Agony Island Bivvy with Southern Alps beyond. Photo: Pat Barrett
Te Kahui Kaupeka Conservation Park
Total Ascent
Growler Hut ($5, 8 bunks); Mistake Flats Hut ($5, 6 bunks); St Winifreds Hut (free, 9 bunks); Eric Bivouac (free, 2 bunks)
From Rangitata Gorge Road at the Mesopotamia Station public car park
BX17, BX1

Eric Bivouac, Te Kahui Kaupeka Conservation Park

Hidden in the excoriated ravines of the upper Havelock River is the tiny Agony Island and Eric Bivouac.

The rustic four-bunk hut belongs to the Canterbury Mountaineering Club and was built some 80 years ago to facilitate climbing and exploration in this inhospitable fastness. Though it lies on Christchurch’s back door, it may as well be deepest, darkest Africa when you consider the days of the year on which you may be fortunate enough to reach the ‘shores’ of the island.

There’s just one noun to describe the impediment to travel here – water, be it in frozen or liquid form. The bivvy lies near the head of the valley, nearly 40km from the last formed road, T, and though a 4WD trail penetrates the Havelock for much of this distance, that privilege too is at the whim of the river.
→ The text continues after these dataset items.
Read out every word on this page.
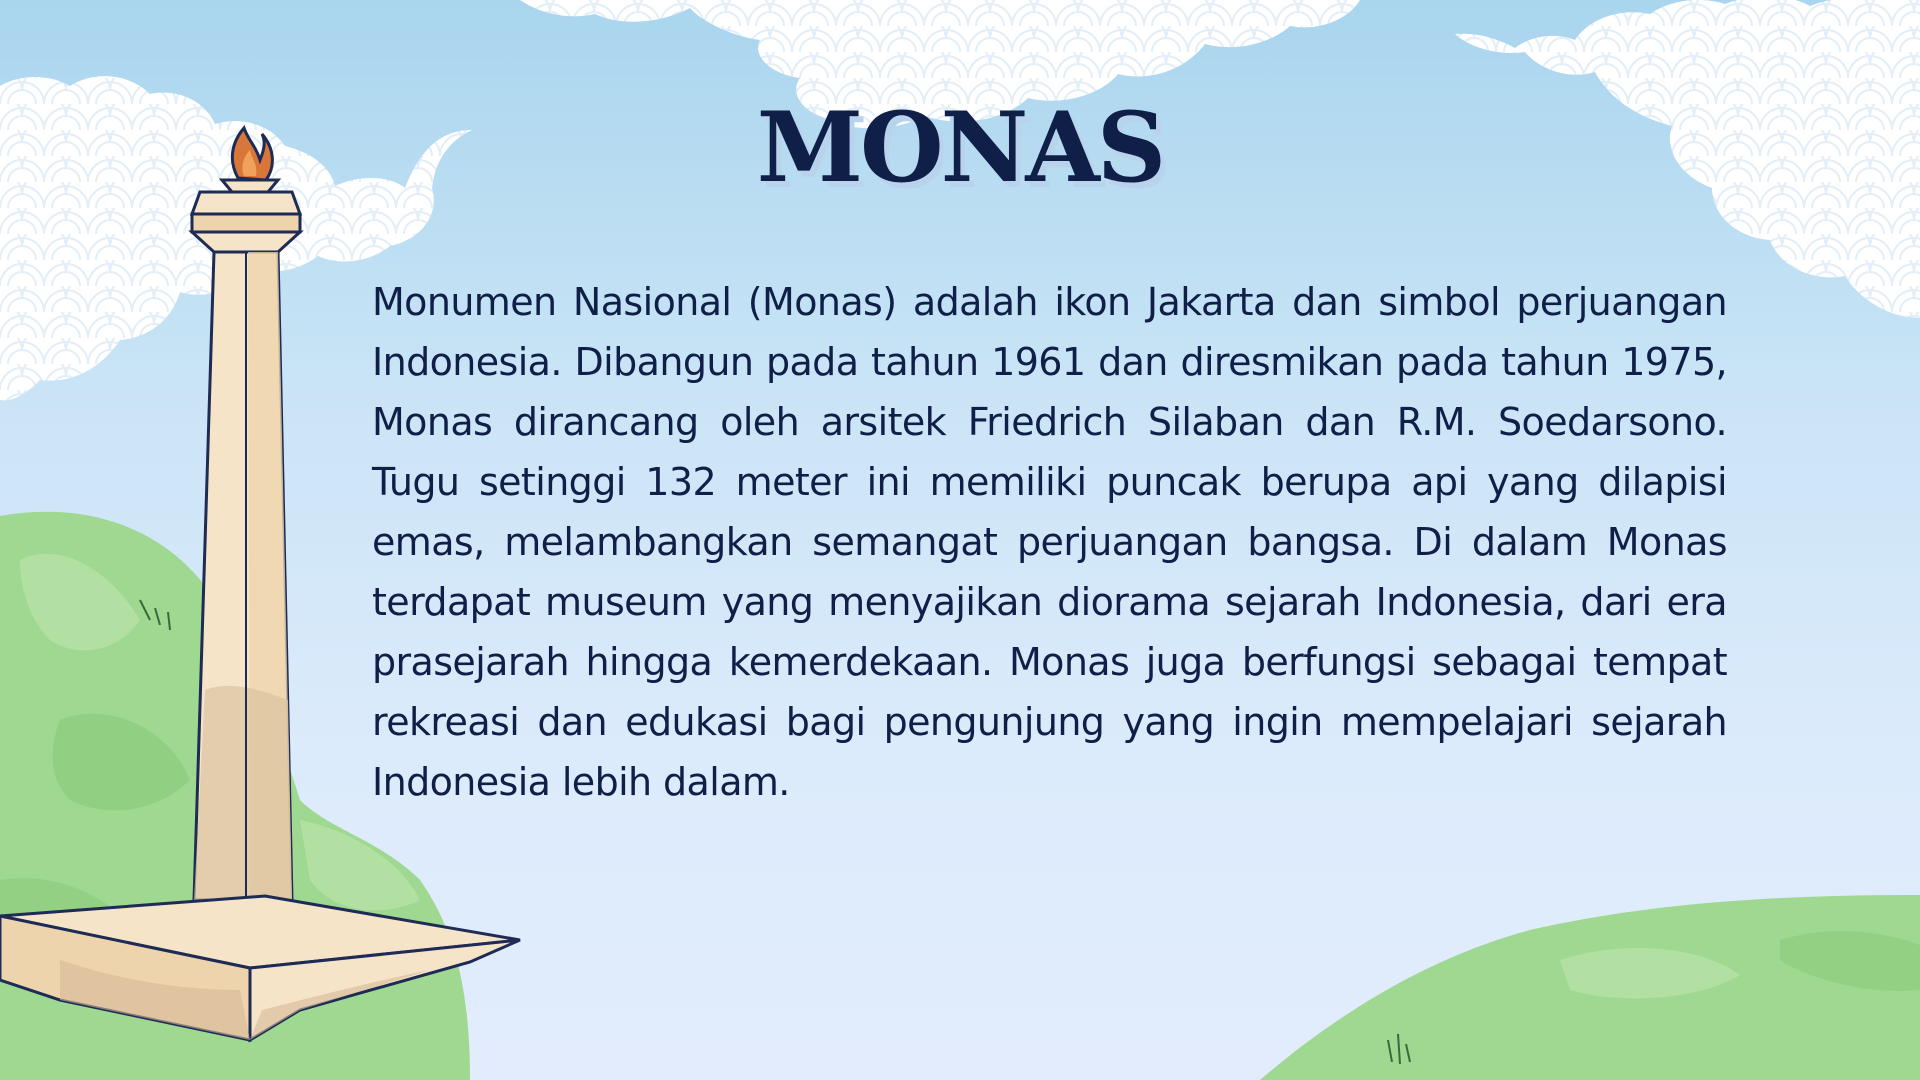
MONAS

Monumen Nasional (Monas) adalah ikon Jakarta dan simbol perjuangan Indonesia. Dibangun pada tahun 1961 dan diresmikan pada tahun 1975, Monas dirancang oleh arsitek Friedrich Silaban dan R.M. Soedarsono. Tugu setinggi 132 meter ini memiliki puncak berupa api yang dilapisi emas, melambangkan semangat perjuangan bangsa. Di dalam Monas terdapat museum yang menyajikan diorama sejarah Indonesia, dari era prasejarah hingga kemerdekaan. Monas juga berfungsi sebagai tempat rekreasi dan edukasi bagi pengunjung yang ingin mempelajari sejarah Indonesia lebih dalam.
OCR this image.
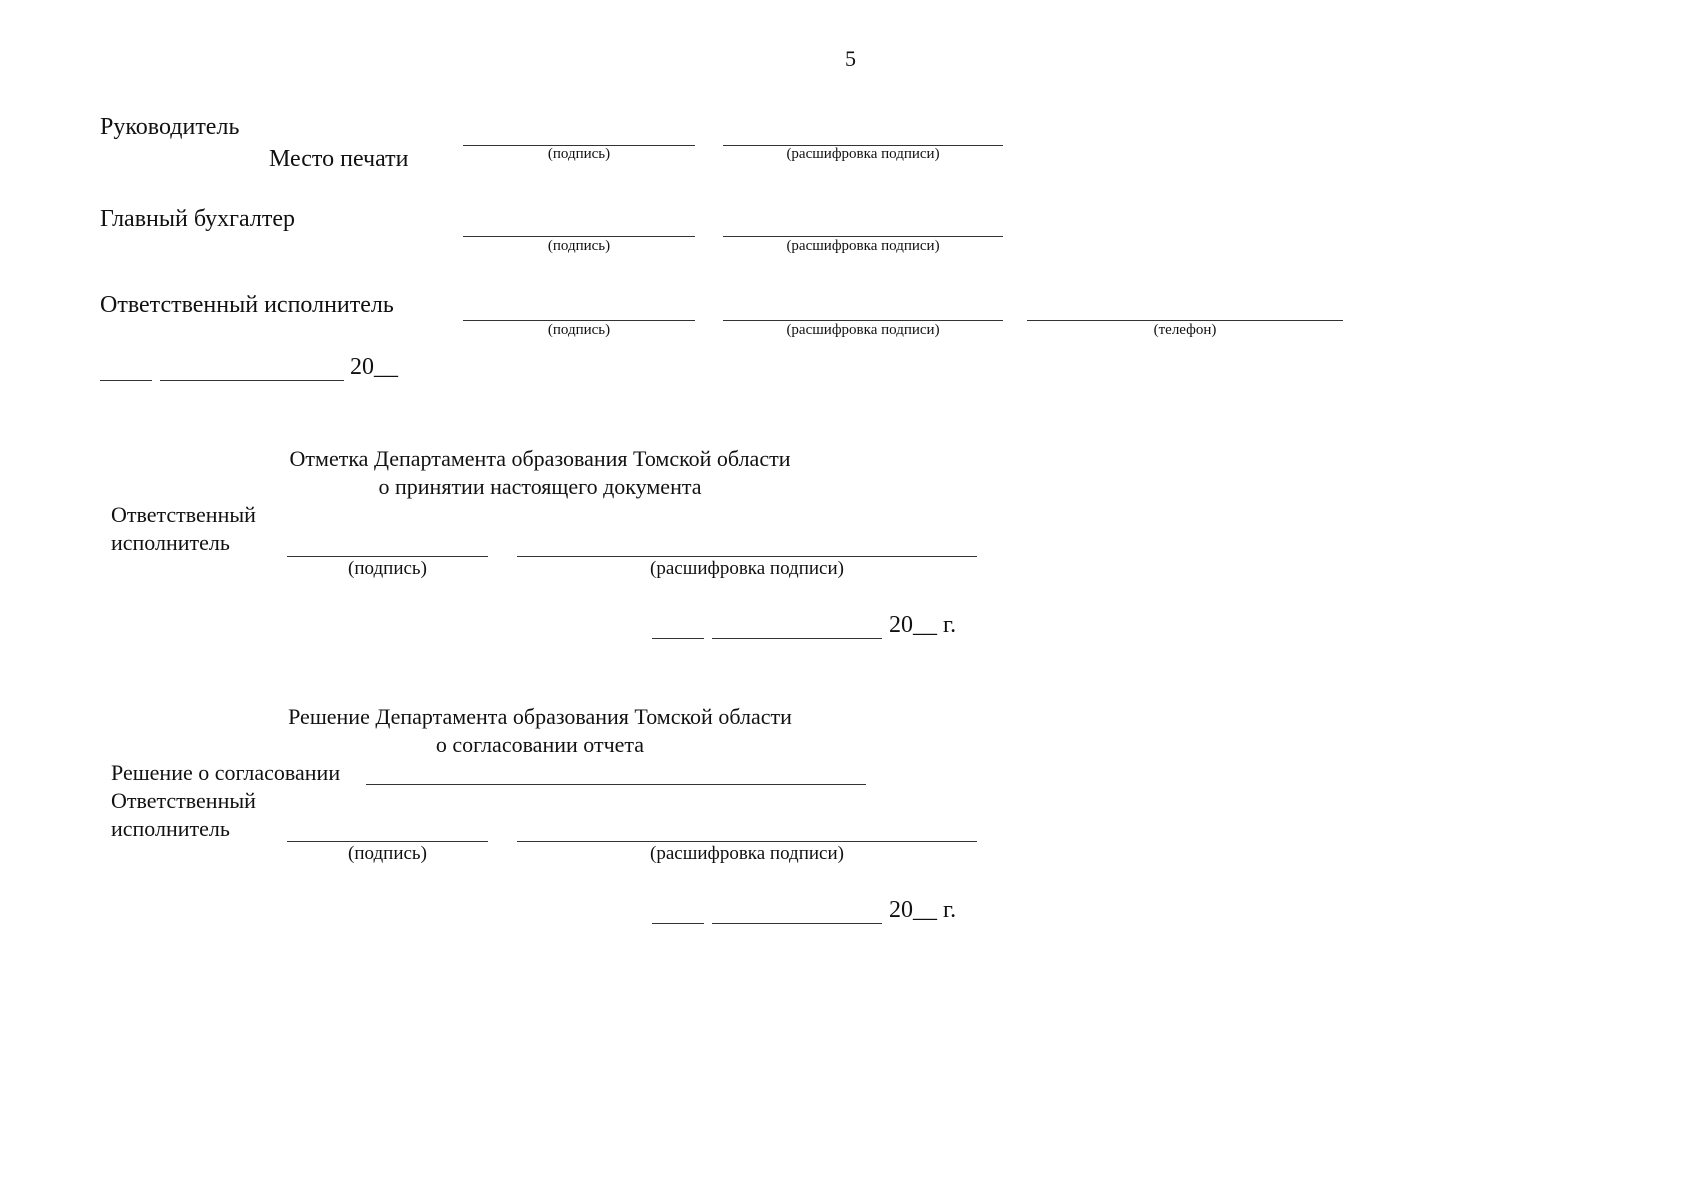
5
Руководитель
Место печати	(подпись)	(расшифровка подписи)
Главный бухгалтер
(подпись)	(расшифровка подписи)
Ответственный исполнитель
(подпись)	(расшифровка подписи)	(телефон)
20__
Отметка Департамента образования Томской области
о принятии настоящего документа
Ответственный
исполнитель
(подпись)	(расшифровка подписи)
20__ г.
Решение Департамента образования Томской области
о согласовании отчета
Решение о согласовании
Ответственный
исполнитель
(подпись)	(расшифровка подписи)
20__ г.
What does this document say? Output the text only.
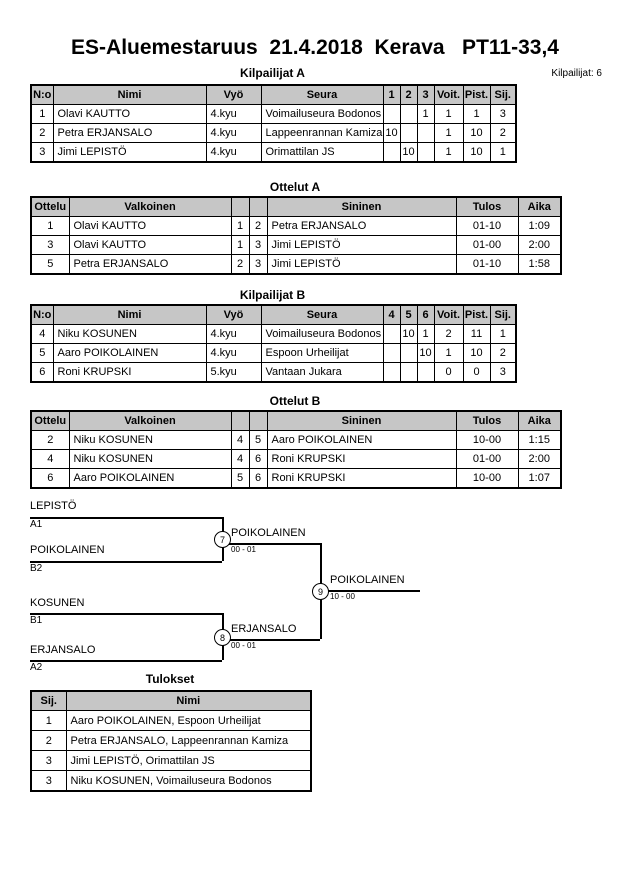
ES-Aluemestaruus  21.4.2018  Kerava   PT11-33,4
Kilpailijat: 6
Kilpailijat A
N:o	Nimi	Vyö	Seura	1	2	3	Voit.	Pist.	Sij.
1	Olavi KAUTTO	4.kyu	Voimailuseura Bodonos			1	1	1	3
2	Petra ERJANSALO	4.kyu	Lappeenrannan Kamiza	10			1	10	2
3	Jimi LEPISTÖ	4.kyu	Orimattilan JS		10		1	10	1
Ottelut A
Ottelu	Valkoinen			Sininen	Tulos	Aika
1	Olavi KAUTTO	1	2	Petra ERJANSALO	01-10	1:09
3	Olavi KAUTTO	1	3	Jimi LEPISTÖ	01-00	2:00
5	Petra ERJANSALO	2	3	Jimi LEPISTÖ	01-10	1:58
Kilpailijat B
N:o	Nimi	Vyö	Seura	4	5	6	Voit.	Pist.	Sij.
4	Niku KOSUNEN	4.kyu	Voimailuseura Bodonos		10	1	2	11	1
5	Aaro POIKOLAINEN	4.kyu	Espoon Urheilijat			10	1	10	2
6	Roni KRUPSKI	5.kyu	Vantaan Jukara				0	0	3
Ottelut B
Ottelu	Valkoinen			Sininen	Tulos	Aika
2	Niku KOSUNEN	4	5	Aaro POIKOLAINEN	10-00	1:15
4	Niku KOSUNEN	4	6	Roni KRUPSKI	01-00	2:00
6	Aaro POIKOLAINEN	5	6	Roni KRUPSKI	10-00	1:07
LEPISTÖ
A1
POIKOLAINEN
B2
7
POIKOLAINEN
00 - 01
KOSUNEN
B1
ERJANSALO
A2
8
ERJANSALO
00 - 01
9
POIKOLAINEN
10 - 00
Tulokset
Sij.	Nimi
1	Aaro POIKOLAINEN, Espoon Urheilijat
2	Petra ERJANSALO, Lappeenrannan Kamiza
3	Jimi LEPISTÖ, Orimattilan JS
3	Niku KOSUNEN, Voimailuseura Bodonos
The final 7km entails multiple fords of the Havelock, a section where the river even at low flow is boisterous and dangerous, guarded by rough terraces and swift tributaries.

Eric Bivouac’s history covers much of the endeavour and hardship endured by many of Canterbury’s foremost mountaineers and many of New Zealand’s greatest alpinists have cast their shadow over the lintel of the biv, including Sir Edmund Hillary.

For those unable to reach the island, numerous DOC huts dot the length of the Havelock.